Although some days it almost feels like spring, winter will still be with us for a few more weeks, and hearty, easy main dishes are appreciated.  After learning to make pasta from scratch at a cooking class in Italy, I decided to expand my skills to gnocchi, those scrumptious, tender little potato dumplings that every Italian grandmother makes blindfolded.  It was lots easier than I expected.  I’d asked my son-in-law, Mark, who travels all over Italy to suggest a typical dish from the Amalfi coast for a scene in the book.  He gave me several ideas, and I played with this recipe until it’s just the way we like it.  Gnocchi alla Sorrentina is one of many of the main dish recipes in the new book, Herbal Passions.  The photo on the left shows the "snakes" of dough ready to be cut into 1" pieces.  The photo on the right is the finished dish, garnished with shaved parmesan.

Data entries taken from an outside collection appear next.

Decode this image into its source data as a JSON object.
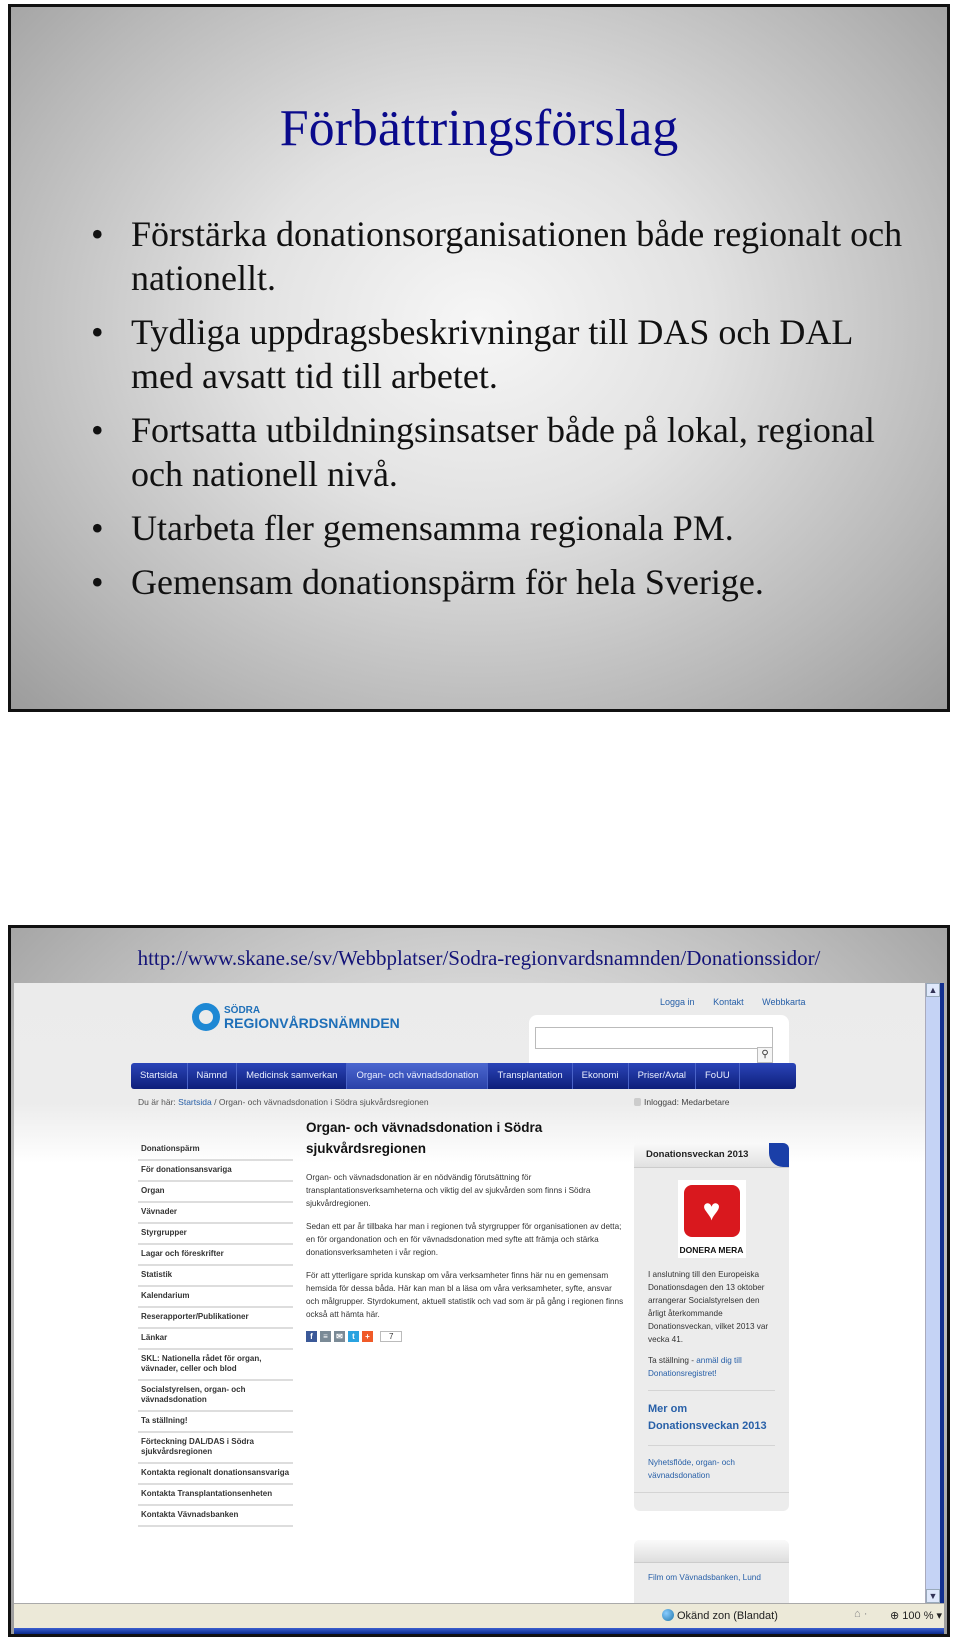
{
  "slide1": {
    "title": "Förbättringsförslag",
    "bullet_glyph": "•",
    "bullets": [
      "Förstärka donationsorganisationen både regionalt och nationellt.",
      "Tydliga uppdragsbeskrivningar till DAS och DAL med avsatt tid till arbetet.",
      "Fortsatta utbildningsinsatser både på lokal, regional och nationell nivå.",
      "Utarbeta fler gemensamma regionala PM.",
      "Gemensam donationspärm för hela Sverige."
    ]
  },
  "slide2": {
    "url_caption": "http://www.skane.se/sv/Webbplatser/Sodra-regionvardsnamnden/Donationssidor/",
    "site": {
      "logo": {
        "line1": "SÖDRA",
        "line2": "REGIONVÅRDSNÄMNDEN",
        "color": "#1e6fb8"
      },
      "top_links": [
        "Logga in",
        "Kontakt",
        "Webbkarta"
      ],
      "search": {
        "placeholder": "",
        "icon": "search-icon"
      },
      "nav": [
        {
          "label": "Startsida",
          "active": false
        },
        {
          "label": "Nämnd",
          "active": false
        },
        {
          "label": "Medicinsk samverkan",
          "active": false
        },
        {
          "label": "Organ- och vävnadsdonation",
          "active": true
        },
        {
          "label": "Transplantation",
          "active": false
        },
        {
          "label": "Ekonomi",
          "active": false
        },
        {
          "label": "Priser/Avtal",
          "active": false
        },
        {
          "label": "FoUU",
          "active": false
        }
      ],
      "breadcrumb": {
        "prefix": "Du är här:",
        "home": "Startsida",
        "separator": "/",
        "current": "Organ- och vävnadsdonation i Södra sjukvårdsregionen"
      },
      "logged_in": "Inloggad: Medarbetare",
      "sidenav": [
        "Donationspärm",
        "För donationsansvariga",
        "Organ",
        "Vävnader",
        "Styrgrupper",
        "Lagar och föreskrifter",
        "Statistik",
        "Kalendarium",
        "Reserapporter/Publikationer",
        "Länkar",
        "SKL: Nationella rådet för organ, vävnader, celler och blod",
        "Socialstyrelsen, organ- och vävnadsdonation",
        "Ta ställning!",
        "Förteckning DAL/DAS i Södra sjukvårdsregionen",
        "Kontakta regionalt donationsansvariga",
        "Kontakta Transplantationsenheten",
        "Kontakta Vävnadsbanken"
      ],
      "article": {
        "title": "Organ- och vävnadsdonation i Södra sjukvårdsregionen",
        "paragraphs": [
          "Organ- och vävnadsdonation är en nödvändig förutsättning för transplantationsverksamheterna och viktig del av sjukvården som finns i Södra sjukvårdregionen.",
          "Sedan ett par år tillbaka har man i regionen två styrgrupper för organisationen av detta; en för organdonation och en för vävnadsdonation med syfte att främja och stärka donationsverksamheten i vår region.",
          "För att ytterligare sprida kunskap om våra verksamheter finns här nu en gemensam hemsida för dessa båda. Här kan man bl a läsa om våra verksamheter, syfte, ansvar och målgrupper. Styrdokument, aktuell statistik och vad som är på gång i regionen finns också att hämta här."
        ],
        "share": [
          {
            "icon": "facebook-icon",
            "glyph": "f",
            "color": "#3b5998"
          },
          {
            "icon": "comment-icon",
            "glyph": "≡",
            "color": "#7a8a96"
          },
          {
            "icon": "email-icon",
            "glyph": "✉",
            "color": "#7a8a96"
          },
          {
            "icon": "twitter-icon",
            "glyph": "t",
            "color": "#2aa3e0"
          },
          {
            "icon": "plus-icon",
            "glyph": "+",
            "color": "#f05a28"
          }
        ],
        "share_count": "7"
      },
      "sidebox": {
        "title": "Donationsveckan 2013",
        "logo_text": "DONERA MERA",
        "logo_glyph": "♥",
        "text": "I anslutning till den Europeiska Donationsdagen den 13 oktober arrangerar Socialstyrelsen den årligt återkommande Donationsveckan, vilket 2013 var vecka 41.",
        "cta_prefix": "Ta ställning - ",
        "cta_link": "anmäl dig till Donationsregistret!",
        "more_link": "Mer om Donationsveckan 2013",
        "feed_link": "Nyhetsflöde, organ- och vävnadsdonation"
      },
      "sidebox2": {
        "item": "Film om Vävnadsbanken, Lund"
      }
    },
    "browser": {
      "scroll_up": "▲",
      "scroll_down": "▼",
      "status_zone": "Okänd zon (Blandat)",
      "status_security": "⌂ ·",
      "zoom": "100 %",
      "zoom_caret": "▾"
    }
  }
}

Callie’s  Gnocchi alla Sorrentina
This is a quick version of an Amalfi coast tradition!   It’s especially quick if you use leftover or instant mashed potatoes.

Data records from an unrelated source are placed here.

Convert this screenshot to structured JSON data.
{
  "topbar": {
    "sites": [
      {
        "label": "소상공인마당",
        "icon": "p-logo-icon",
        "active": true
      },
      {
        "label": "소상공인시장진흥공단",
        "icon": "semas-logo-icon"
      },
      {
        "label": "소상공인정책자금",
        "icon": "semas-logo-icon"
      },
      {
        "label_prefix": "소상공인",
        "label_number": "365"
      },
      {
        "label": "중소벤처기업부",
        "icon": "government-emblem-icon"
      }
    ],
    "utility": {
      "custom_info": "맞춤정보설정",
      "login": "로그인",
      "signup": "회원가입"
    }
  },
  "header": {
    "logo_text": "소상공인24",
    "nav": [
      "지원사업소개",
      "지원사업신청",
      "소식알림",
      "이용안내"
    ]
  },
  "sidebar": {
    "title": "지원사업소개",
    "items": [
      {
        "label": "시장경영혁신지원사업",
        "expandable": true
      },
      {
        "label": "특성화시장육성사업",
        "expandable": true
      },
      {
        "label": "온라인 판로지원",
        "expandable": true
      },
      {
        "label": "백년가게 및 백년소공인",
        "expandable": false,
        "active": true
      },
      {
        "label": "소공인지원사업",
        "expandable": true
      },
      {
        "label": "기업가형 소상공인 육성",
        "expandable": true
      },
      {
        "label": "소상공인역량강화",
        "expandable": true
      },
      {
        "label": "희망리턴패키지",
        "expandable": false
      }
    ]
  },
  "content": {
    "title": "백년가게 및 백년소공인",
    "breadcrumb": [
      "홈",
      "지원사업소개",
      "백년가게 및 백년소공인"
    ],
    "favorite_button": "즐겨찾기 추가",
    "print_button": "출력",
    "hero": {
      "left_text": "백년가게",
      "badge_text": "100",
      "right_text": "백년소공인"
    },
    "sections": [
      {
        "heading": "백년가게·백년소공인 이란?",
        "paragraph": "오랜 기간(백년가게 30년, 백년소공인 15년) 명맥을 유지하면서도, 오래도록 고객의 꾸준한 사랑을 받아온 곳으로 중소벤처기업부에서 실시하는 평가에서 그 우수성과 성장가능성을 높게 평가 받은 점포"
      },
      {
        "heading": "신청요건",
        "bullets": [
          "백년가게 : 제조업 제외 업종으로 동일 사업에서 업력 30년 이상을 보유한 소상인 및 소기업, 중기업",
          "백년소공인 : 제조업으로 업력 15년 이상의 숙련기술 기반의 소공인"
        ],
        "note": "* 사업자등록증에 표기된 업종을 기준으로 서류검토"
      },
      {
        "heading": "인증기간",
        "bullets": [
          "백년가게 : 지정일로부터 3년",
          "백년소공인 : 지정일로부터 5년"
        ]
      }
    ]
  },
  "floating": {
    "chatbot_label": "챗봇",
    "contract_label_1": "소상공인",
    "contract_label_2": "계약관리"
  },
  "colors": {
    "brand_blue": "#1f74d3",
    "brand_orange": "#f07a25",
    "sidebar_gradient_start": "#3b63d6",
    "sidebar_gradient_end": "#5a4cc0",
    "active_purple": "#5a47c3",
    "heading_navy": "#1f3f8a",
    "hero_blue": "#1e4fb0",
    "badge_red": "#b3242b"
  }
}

     In a large bowl:  1 ½ c. mashed potatoes; 1 egg; 2 c. all-purpose flour; ½ tsp. ground dried basil.  Mix together until it forms a ball.  You may need to add just a bit of water if the potatoes are dry, especially if you “bake” potatoes in a microwave rather than boiling them in water.  If potatoes were not already seasoned, add a bit of salt and pepper.  Knead until smooth and elastic on a smooth surface so you don’t need to add any flour.  Roll into “snakes” about ¾” in diameter.
     In a small saucepan, heat your favorite tomato-based spaghetti sauce.  Slice a ball of fresh mozzarella cheese thinly and quarter the slices.   Grate ½ c. parmesan cheese.  Rinse and pat dry 12-15 basil leaves.  Tear into bite-sized pieces.  (If fresh basil is unavailable, sprinkle finished dish with basil leaves packed in oil, or a bit of basil pesto.)
     In a large kettle, heat 1 can chicken broth and 1 can water with a dash of salt to a gentle boil.  Cut snakes into 1” pieces and drop into broth, stirring gently to keep them from sticking together.  Cover and cook until dumplings are tender, about 15 min.  Remove from broth.
     Toss dumplings with tomato sauce, cheeses, and basil leaves.  Drizzle with good olive oil.  Serve immediately with crusty bread and a salad!  You may also add black olives, if desired.  Serves 8-10.